Les conséquences sont nombreuses. Elles concernent d’abord les patients, qu’ils soient atteints de polyarthrite rhumatoïde, d’arthrose primaire ou post-traumatique, de tumeurs ou victimes de fractures complexes, lorsqu’ils ne peuvent plus bénéficier d’une prothèse, la prise en charge régresse et l’infirmité progresse. Si cette règlementation avait été en vigueur avant le développement des prothèses de hanche, notre espérance de vie serait certainement bien inférieure à celle que nous observons aujourd’hui.

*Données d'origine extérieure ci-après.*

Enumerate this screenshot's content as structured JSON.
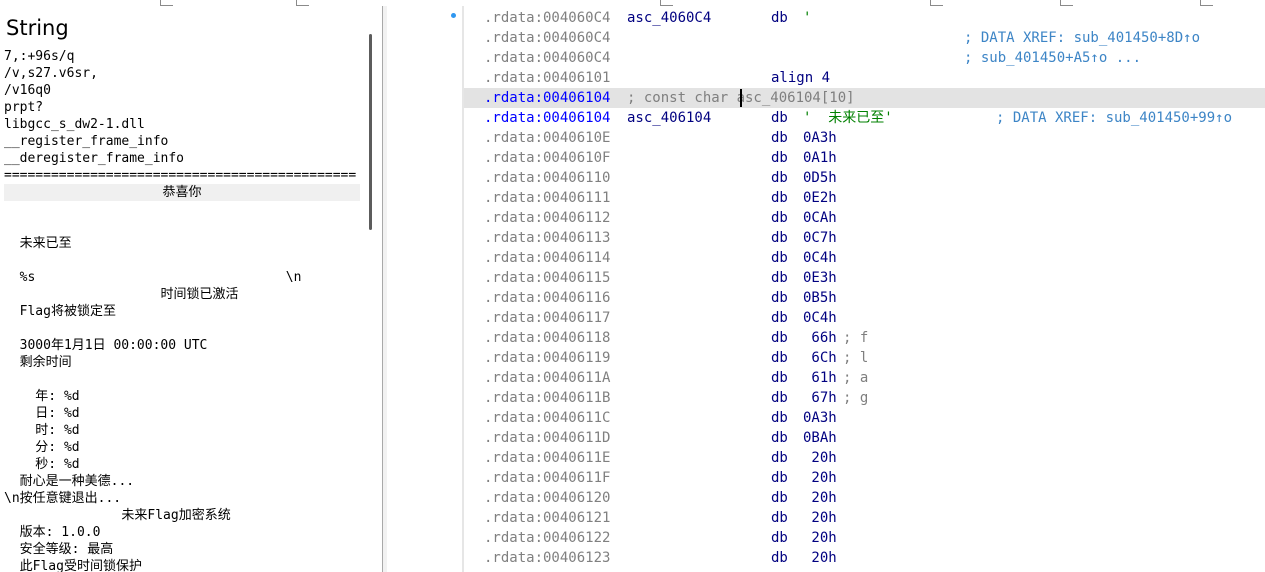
{
  "strings_panel": {
    "title": "String",
    "items": [
      "7,:+96s/q",
      "/v,s27.v6sr,",
      "/v16q0",
      "prpt?",
      "libgcc_s_dw2-1.dll",
      "__register_frame_info",
      "__deregister_frame_info",
      "=============================================",
      "恭喜你",
      "",
      "",
      "  未来已至",
      "",
      "  %s                                \\n",
      "                    时间锁已激活",
      "  Flag将被锁定至",
      "",
      "  3000年1月1日 00:00:00 UTC",
      "  剩余时间",
      "",
      "    年: %d",
      "    日: %d",
      "    时: %d",
      "    分: %d",
      "    秒: %d",
      "  耐心是一种美德...",
      "\\n按任意键退出...",
      "               未来Flag加密系统",
      "  版本: 1.0.0",
      "  安全等级: 最高",
      "  此Flag受时间锁保护"
    ]
  },
  "disassembly": {
    "lines": [
      {
        "addr": ".rdata:004060C4",
        "label": "asc_4060C4",
        "mnem": "db",
        "oper": "'",
        "comment": "",
        "xref": "",
        "dot": true
      },
      {
        "addr": ".rdata:004060C4",
        "label": "",
        "mnem": "",
        "oper": "",
        "comment": "",
        "xref": "; DATA XREF: sub_401450+8D↑o",
        "xref_col": 500,
        "dot": false
      },
      {
        "addr": ".rdata:004060C4",
        "label": "",
        "mnem": "",
        "oper": "",
        "comment": "",
        "xref": "; sub_401450+A5↑o ...",
        "xref_col": 500,
        "dot": false
      },
      {
        "addr": ".rdata:00406101",
        "label": "",
        "mnem": "align 4",
        "oper": "",
        "comment": "",
        "xref": "",
        "dot": false
      },
      {
        "addr": ".rdata:00406104",
        "label": "",
        "mnem": "",
        "oper": "",
        "comment": "; const char asc_406104[10]",
        "xref": "",
        "highlight": true,
        "cur": true,
        "dot": false
      },
      {
        "addr": ".rdata:00406104",
        "label": "asc_406104",
        "mnem": "db",
        "oper": "'  未来已至'",
        "comment": "",
        "xref": "; DATA XREF: sub_401450+99↑o",
        "xref_col": 532,
        "cur": true,
        "dot": false
      },
      {
        "addr": ".rdata:0040610E",
        "label": "",
        "mnem": "db",
        "oper": "0A3h",
        "comment": "",
        "xref": "",
        "dot": false
      },
      {
        "addr": ".rdata:0040610F",
        "label": "",
        "mnem": "db",
        "oper": "0A1h",
        "comment": "",
        "xref": "",
        "dot": false
      },
      {
        "addr": ".rdata:00406110",
        "label": "",
        "mnem": "db",
        "oper": "0D5h",
        "comment": "",
        "xref": "",
        "dot": false
      },
      {
        "addr": ".rdata:00406111",
        "label": "",
        "mnem": "db",
        "oper": "0E2h",
        "comment": "",
        "xref": "",
        "dot": false
      },
      {
        "addr": ".rdata:00406112",
        "label": "",
        "mnem": "db",
        "oper": "0CAh",
        "comment": "",
        "xref": "",
        "dot": false
      },
      {
        "addr": ".rdata:00406113",
        "label": "",
        "mnem": "db",
        "oper": "0C7h",
        "comment": "",
        "xref": "",
        "dot": false
      },
      {
        "addr": ".rdata:00406114",
        "label": "",
        "mnem": "db",
        "oper": "0C4h",
        "comment": "",
        "xref": "",
        "dot": false
      },
      {
        "addr": ".rdata:00406115",
        "label": "",
        "mnem": "db",
        "oper": "0E3h",
        "comment": "",
        "xref": "",
        "dot": false
      },
      {
        "addr": ".rdata:00406116",
        "label": "",
        "mnem": "db",
        "oper": "0B5h",
        "comment": "",
        "xref": "",
        "dot": false
      },
      {
        "addr": ".rdata:00406117",
        "label": "",
        "mnem": "db",
        "oper": "0C4h",
        "comment": "",
        "xref": "",
        "dot": false
      },
      {
        "addr": ".rdata:00406118",
        "label": "",
        "mnem": "db",
        "oper": " 66h",
        "comment": "; f",
        "xref": "",
        "dot": false
      },
      {
        "addr": ".rdata:00406119",
        "label": "",
        "mnem": "db",
        "oper": " 6Ch",
        "comment": "; l",
        "xref": "",
        "dot": false
      },
      {
        "addr": ".rdata:0040611A",
        "label": "",
        "mnem": "db",
        "oper": " 61h",
        "comment": "; a",
        "xref": "",
        "dot": false
      },
      {
        "addr": ".rdata:0040611B",
        "label": "",
        "mnem": "db",
        "oper": " 67h",
        "comment": "; g",
        "xref": "",
        "dot": false
      },
      {
        "addr": ".rdata:0040611C",
        "label": "",
        "mnem": "db",
        "oper": "0A3h",
        "comment": "",
        "xref": "",
        "dot": false
      },
      {
        "addr": ".rdata:0040611D",
        "label": "",
        "mnem": "db",
        "oper": "0BAh",
        "comment": "",
        "xref": "",
        "dot": false
      },
      {
        "addr": ".rdata:0040611E",
        "label": "",
        "mnem": "db",
        "oper": " 20h",
        "comment": "",
        "xref": "",
        "dot": false
      },
      {
        "addr": ".rdata:0040611F",
        "label": "",
        "mnem": "db",
        "oper": " 20h",
        "comment": "",
        "xref": "",
        "dot": false
      },
      {
        "addr": ".rdata:00406120",
        "label": "",
        "mnem": "db",
        "oper": " 20h",
        "comment": "",
        "xref": "",
        "dot": false
      },
      {
        "addr": ".rdata:00406121",
        "label": "",
        "mnem": "db",
        "oper": " 20h",
        "comment": "",
        "xref": "",
        "dot": false
      },
      {
        "addr": ".rdata:00406122",
        "label": "",
        "mnem": "db",
        "oper": " 20h",
        "comment": "",
        "xref": "",
        "dot": false
      },
      {
        "addr": ".rdata:00406123",
        "label": "",
        "mnem": "db",
        "oper": " 20h",
        "comment": "",
        "xref": "",
        "dot": false
      }
    ]
  },
  "colors": {
    "address": "#808080",
    "current_address": "#0000ff",
    "label": "#000080",
    "operand_string": "#008000",
    "comment": "#7f7f7f",
    "xref": "#3d85c6",
    "highlight_row": "#e3e3e3",
    "gutter_dot": "#2f97f0"
  }
}
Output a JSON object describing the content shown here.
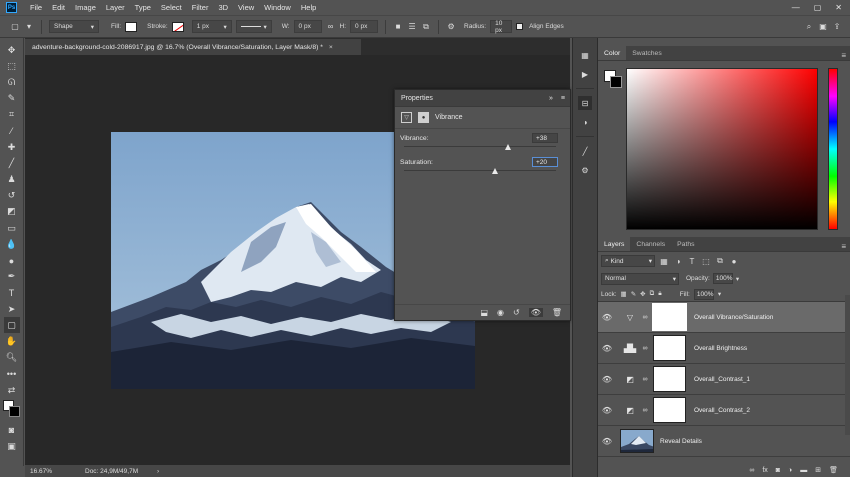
{
  "menubar": {
    "logo": "Ps",
    "items": [
      "File",
      "Edit",
      "Image",
      "Layer",
      "Type",
      "Select",
      "Filter",
      "3D",
      "View",
      "Window",
      "Help"
    ],
    "window_controls": [
      "—",
      "▢",
      "✕"
    ]
  },
  "options": {
    "mode": "Shape",
    "fill_label": "Fill:",
    "stroke_label": "Stroke:",
    "stroke_width": "1 px",
    "w_label": "W:",
    "w_value": "0 px",
    "h_label": "H:",
    "h_value": "0 px",
    "radius_label": "Radius:",
    "radius_value": "10 px",
    "align_edges": "Align Edges"
  },
  "document": {
    "tab_title": "adventure-background-cold-2086917.jpg @ 16.7% (Overall Vibrance/Saturation, Layer Mask/8) *",
    "close": "×",
    "zoom": "16.67%",
    "doc_info": "Doc: 24,9M/49,7M",
    "status_arrow": "›"
  },
  "properties": {
    "panel_title": "Properties",
    "layer_type": "Vibrance",
    "vibrance_label": "Vibrance:",
    "vibrance_value": "+38",
    "vibrance_level": 0.69,
    "saturation_label": "Saturation:",
    "saturation_value": "+20",
    "saturation_level": 0.6
  },
  "color_panel": {
    "tabs": [
      "Color",
      "Swatches"
    ]
  },
  "layers_panel": {
    "tabs": [
      "Layers",
      "Channels",
      "Paths"
    ],
    "kind": "Kind",
    "blend_mode": "Normal",
    "opacity_label": "Opacity:",
    "opacity_value": "100%",
    "lock_label": "Lock:",
    "fill_label": "Fill:",
    "fill_value": "100%",
    "layers": [
      {
        "name": "Overall Vibrance/Saturation",
        "icon": "vibrance-icon",
        "selected": true
      },
      {
        "name": "Overall Brightness",
        "icon": "levels-icon",
        "selected": false
      },
      {
        "name": "Overall_Contrast_1",
        "icon": "curves-icon",
        "selected": false
      },
      {
        "name": "Overall_Contrast_2",
        "icon": "curves-icon",
        "selected": false
      },
      {
        "name": "Reveal Details",
        "icon": "image-thumbnail",
        "selected": false
      }
    ],
    "footer_fx": "fx"
  },
  "colors": {
    "ui_dark": "#535353",
    "canvas_bg": "#282828",
    "accent": "#31a8ff"
  }
}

Interrompre le développement c’est aussi mettre un terme aux innovations prothétiques françaises. Grâce à notre système de santé, l’imagination des chirurgiens et des industriels, de nombreuses innovations prothétiques nées dans notre pays ont conquis le monde.
Enfin, peut-être plus grave encore, les jeunes chirurgiens risquent de perdre durablement le lien qui nous unissait aux ingénieurs et aux industriels pour le développement de nouveaux implants.
Pour que les prothèses de coude, de poignet, des métacarpophalangienne et interphalangiennes puissent se développer adoptons une règlementation juste.
Refusons de moins bien traiter nos patients, ne laissons pas l’ « excellence française » disparaitre.